Magnetic Pressure-Density Correlation in Compressible MHD Turbulence
Abstract
We discuss magnetic pressure and density fluctuations in strongly turbulent isothermal MHD flows in "1+2/3" dimensions. We first consider "simple" nonlinear MHD waves, which allow us show that the slow and fast modes have different asymptotic dependences of the magnetic pressure B2 vs. rho. For the slow mode, B2 ~= c1-c2 rho, while for the fast mode, B2 ~= rho2. We also perform a perturbative analysis to investigate Alfven wave pressure, recovering previous results that B2 ~= rhogammae, with gammae ~= 2, 3/2 and 1/2 at respectively large, moderate and low Ma. This variety of scalings implies that a single polytropic description of magnetic pressure is not possible in general, since the relation between B2 and rho depends on which mode dominates the density fluctuation production, which in turn depends on the angle between the magnetic field and the direction of wave propagation, and on the Alfvenic Mach number Ma. Typically, at small Ma, the slow mode dominates, and B is ANTIcorrelated with rho.

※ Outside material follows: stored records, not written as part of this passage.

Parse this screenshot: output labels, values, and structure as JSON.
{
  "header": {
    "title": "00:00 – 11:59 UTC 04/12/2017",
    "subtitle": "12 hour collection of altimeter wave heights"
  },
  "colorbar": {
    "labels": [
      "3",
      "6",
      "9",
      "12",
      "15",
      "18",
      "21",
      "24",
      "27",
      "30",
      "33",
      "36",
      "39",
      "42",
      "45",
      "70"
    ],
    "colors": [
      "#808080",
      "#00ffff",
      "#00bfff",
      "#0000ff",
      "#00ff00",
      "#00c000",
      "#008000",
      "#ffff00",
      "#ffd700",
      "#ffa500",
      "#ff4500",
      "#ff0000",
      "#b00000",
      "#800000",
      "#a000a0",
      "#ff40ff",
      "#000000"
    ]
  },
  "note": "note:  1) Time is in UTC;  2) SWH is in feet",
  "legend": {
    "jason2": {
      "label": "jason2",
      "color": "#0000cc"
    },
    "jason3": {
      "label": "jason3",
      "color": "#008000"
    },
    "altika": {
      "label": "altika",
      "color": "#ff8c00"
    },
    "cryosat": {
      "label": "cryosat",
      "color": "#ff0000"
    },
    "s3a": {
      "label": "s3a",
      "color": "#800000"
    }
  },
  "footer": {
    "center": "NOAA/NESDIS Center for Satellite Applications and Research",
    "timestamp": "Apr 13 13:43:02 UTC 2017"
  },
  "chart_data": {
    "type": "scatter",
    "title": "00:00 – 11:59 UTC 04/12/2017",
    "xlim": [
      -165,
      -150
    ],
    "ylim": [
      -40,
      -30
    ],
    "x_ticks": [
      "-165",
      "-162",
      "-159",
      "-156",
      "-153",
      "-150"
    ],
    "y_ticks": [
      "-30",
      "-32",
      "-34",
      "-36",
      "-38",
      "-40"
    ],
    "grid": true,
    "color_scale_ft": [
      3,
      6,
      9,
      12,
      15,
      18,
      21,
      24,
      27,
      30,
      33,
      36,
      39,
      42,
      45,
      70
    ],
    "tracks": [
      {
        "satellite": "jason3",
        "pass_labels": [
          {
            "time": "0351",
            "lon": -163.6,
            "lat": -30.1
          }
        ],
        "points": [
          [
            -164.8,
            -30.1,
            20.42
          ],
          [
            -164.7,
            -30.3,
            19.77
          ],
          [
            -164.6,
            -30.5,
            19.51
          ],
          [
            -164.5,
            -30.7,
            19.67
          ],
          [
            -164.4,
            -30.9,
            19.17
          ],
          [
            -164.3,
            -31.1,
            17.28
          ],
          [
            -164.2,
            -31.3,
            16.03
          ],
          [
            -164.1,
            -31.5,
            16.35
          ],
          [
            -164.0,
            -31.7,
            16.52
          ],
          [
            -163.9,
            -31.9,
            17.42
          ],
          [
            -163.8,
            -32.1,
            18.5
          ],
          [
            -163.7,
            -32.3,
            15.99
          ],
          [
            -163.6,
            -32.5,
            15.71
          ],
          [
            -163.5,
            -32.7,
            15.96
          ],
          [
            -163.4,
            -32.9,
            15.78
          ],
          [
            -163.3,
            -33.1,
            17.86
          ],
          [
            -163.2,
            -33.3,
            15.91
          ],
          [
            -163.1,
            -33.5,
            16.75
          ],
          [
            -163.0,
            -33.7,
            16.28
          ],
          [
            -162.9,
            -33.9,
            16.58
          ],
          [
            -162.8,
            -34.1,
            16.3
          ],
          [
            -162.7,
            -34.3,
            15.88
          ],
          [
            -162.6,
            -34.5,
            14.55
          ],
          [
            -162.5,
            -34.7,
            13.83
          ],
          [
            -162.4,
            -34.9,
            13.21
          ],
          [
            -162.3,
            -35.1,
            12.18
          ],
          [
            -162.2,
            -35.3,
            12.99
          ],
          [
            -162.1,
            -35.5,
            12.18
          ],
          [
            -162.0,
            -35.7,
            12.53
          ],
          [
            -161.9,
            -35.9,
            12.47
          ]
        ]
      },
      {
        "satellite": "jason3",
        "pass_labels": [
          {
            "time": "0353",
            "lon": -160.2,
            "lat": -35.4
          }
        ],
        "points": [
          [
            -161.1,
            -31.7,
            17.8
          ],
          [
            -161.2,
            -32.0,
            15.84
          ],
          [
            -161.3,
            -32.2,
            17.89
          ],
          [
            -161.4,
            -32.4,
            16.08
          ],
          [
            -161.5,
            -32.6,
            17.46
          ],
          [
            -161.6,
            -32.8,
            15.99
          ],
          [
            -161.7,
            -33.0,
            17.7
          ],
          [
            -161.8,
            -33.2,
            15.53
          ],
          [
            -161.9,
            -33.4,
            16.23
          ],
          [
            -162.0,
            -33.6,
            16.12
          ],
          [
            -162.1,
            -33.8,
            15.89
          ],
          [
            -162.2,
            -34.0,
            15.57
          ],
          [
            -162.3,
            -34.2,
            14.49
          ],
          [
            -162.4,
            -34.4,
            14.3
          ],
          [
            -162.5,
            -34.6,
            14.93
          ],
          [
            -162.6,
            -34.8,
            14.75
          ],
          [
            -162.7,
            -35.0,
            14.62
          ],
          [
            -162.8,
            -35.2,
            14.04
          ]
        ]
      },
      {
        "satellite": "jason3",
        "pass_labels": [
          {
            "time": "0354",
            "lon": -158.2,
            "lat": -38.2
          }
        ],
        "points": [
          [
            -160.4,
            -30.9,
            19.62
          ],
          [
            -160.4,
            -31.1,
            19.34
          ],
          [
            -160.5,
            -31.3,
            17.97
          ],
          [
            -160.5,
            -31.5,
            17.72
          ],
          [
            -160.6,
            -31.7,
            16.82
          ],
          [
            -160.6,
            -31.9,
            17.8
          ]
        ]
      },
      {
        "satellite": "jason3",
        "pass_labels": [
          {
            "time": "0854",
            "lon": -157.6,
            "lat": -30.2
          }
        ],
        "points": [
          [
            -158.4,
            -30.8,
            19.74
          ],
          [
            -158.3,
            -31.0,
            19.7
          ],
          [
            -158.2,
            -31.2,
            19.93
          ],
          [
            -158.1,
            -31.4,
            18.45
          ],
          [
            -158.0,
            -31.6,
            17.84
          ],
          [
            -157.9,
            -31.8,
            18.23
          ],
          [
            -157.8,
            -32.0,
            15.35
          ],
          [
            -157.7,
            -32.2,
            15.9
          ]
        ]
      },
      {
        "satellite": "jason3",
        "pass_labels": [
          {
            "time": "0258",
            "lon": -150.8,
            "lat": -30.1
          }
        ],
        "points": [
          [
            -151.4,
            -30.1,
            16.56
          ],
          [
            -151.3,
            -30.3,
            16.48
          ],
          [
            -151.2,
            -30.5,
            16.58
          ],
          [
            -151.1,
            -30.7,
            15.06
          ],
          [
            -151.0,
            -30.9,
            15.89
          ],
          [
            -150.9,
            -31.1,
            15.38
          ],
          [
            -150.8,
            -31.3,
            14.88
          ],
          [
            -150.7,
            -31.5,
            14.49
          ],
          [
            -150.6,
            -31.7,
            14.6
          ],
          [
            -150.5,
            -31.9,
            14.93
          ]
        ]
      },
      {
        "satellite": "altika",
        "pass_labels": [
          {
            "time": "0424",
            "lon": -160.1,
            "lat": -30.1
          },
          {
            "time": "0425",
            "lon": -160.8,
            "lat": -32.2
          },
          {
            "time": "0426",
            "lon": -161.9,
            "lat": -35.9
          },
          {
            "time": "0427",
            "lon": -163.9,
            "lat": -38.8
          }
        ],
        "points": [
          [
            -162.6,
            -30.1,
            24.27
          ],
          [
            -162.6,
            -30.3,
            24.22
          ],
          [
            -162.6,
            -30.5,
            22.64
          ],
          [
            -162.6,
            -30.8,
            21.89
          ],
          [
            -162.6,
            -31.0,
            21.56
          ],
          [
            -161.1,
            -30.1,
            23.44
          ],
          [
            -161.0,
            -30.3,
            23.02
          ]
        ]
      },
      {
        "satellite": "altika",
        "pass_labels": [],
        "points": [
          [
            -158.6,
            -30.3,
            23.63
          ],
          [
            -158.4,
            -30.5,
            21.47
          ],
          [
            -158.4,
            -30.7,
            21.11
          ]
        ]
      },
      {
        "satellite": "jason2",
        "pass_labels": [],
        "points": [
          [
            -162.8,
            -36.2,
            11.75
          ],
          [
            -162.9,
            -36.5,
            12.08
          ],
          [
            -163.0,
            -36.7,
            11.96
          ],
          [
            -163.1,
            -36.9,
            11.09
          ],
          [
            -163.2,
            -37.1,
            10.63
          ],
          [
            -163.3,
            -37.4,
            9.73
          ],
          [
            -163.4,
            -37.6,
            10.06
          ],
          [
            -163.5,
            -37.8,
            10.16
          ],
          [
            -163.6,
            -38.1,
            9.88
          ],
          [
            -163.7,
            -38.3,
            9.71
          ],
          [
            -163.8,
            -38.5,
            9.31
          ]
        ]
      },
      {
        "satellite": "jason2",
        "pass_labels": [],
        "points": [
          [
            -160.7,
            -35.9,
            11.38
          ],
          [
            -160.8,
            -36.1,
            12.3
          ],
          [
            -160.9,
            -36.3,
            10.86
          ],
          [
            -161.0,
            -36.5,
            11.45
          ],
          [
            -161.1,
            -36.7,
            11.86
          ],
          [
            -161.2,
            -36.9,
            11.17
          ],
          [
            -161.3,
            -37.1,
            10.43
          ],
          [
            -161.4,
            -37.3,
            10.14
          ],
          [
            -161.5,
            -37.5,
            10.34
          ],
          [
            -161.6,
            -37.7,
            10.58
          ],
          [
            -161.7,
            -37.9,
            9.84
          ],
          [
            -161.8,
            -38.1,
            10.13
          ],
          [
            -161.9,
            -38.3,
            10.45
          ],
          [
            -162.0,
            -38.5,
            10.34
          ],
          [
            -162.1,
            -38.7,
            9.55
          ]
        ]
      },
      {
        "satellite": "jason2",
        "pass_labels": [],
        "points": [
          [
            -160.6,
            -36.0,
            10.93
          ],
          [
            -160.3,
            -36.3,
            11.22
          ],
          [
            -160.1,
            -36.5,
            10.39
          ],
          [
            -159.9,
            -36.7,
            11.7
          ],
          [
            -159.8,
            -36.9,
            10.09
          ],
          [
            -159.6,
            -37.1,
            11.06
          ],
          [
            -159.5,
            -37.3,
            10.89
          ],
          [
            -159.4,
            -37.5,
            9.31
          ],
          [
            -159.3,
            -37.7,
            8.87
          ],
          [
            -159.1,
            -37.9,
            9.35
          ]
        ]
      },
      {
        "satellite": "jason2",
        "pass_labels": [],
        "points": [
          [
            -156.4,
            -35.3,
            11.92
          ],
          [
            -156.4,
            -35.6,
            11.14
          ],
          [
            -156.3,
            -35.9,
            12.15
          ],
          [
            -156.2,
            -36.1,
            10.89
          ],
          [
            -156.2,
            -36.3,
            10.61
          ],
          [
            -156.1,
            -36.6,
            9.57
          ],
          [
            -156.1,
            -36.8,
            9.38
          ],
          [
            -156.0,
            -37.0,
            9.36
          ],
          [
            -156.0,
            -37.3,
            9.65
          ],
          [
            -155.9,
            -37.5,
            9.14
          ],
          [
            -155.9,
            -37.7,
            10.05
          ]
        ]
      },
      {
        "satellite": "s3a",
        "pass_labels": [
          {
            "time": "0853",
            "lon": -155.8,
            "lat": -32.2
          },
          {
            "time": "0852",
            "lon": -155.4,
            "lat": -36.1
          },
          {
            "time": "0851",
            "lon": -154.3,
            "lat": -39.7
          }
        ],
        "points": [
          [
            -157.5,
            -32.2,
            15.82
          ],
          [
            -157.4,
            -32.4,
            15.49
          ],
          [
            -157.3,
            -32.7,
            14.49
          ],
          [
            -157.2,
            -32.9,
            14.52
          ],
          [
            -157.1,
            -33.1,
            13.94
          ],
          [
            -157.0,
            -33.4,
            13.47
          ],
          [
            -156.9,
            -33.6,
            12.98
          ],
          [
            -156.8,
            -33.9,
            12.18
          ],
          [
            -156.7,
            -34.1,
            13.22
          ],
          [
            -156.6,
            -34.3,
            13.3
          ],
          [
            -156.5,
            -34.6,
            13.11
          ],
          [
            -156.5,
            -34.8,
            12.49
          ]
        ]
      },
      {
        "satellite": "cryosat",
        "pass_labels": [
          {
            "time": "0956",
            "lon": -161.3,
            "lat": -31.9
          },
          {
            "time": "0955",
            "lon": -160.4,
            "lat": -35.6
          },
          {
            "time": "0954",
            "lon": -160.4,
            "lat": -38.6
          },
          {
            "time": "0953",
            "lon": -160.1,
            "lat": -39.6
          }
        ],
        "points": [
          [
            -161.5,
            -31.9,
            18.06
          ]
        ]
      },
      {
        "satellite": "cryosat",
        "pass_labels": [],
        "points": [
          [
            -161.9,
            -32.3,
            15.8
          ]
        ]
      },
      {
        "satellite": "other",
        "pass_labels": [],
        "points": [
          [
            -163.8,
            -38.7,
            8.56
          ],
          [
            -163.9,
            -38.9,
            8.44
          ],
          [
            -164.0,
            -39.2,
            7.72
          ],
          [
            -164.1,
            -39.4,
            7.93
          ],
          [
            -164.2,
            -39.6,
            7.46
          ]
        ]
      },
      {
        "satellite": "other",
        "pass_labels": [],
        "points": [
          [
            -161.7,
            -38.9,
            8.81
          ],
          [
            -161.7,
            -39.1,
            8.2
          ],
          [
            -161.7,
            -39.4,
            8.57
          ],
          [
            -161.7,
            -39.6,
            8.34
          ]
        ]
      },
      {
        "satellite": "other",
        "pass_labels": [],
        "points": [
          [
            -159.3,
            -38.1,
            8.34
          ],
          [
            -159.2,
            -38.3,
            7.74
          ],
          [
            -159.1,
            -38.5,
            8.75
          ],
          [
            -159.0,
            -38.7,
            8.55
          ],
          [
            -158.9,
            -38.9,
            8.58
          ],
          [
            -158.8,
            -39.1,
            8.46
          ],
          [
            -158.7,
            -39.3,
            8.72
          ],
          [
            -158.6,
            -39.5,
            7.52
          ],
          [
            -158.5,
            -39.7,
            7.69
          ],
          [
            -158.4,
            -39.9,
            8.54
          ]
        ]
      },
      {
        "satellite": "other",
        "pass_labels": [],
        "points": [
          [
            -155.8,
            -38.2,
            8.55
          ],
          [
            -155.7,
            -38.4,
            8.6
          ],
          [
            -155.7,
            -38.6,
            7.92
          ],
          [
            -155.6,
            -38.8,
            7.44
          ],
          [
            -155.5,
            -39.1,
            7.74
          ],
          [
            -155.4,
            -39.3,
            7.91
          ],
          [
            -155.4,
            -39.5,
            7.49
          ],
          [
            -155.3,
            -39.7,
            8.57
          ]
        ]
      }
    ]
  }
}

At large Ma, both modes contribute to density fluctuation production, and the magnetic pressure decorrelates from density, exhibiting a large scatter, which however decreases towards higher densities. In this case, the unsystematic behavior of the magnetic pressure causes the density PDF to generally maintain the lognormal shape corresponding to non-magnetic isothermal turbulence, except when the slow mode dominates, in which case the PDF develops an excess at low densities. Our results are consistent with the low values and apparent lack of correlation between the magnetic field strength and density in surveys of the lower-density molecular gas, and also with the recorrelation apparently seen at higher densities, if Ma is relatively large there.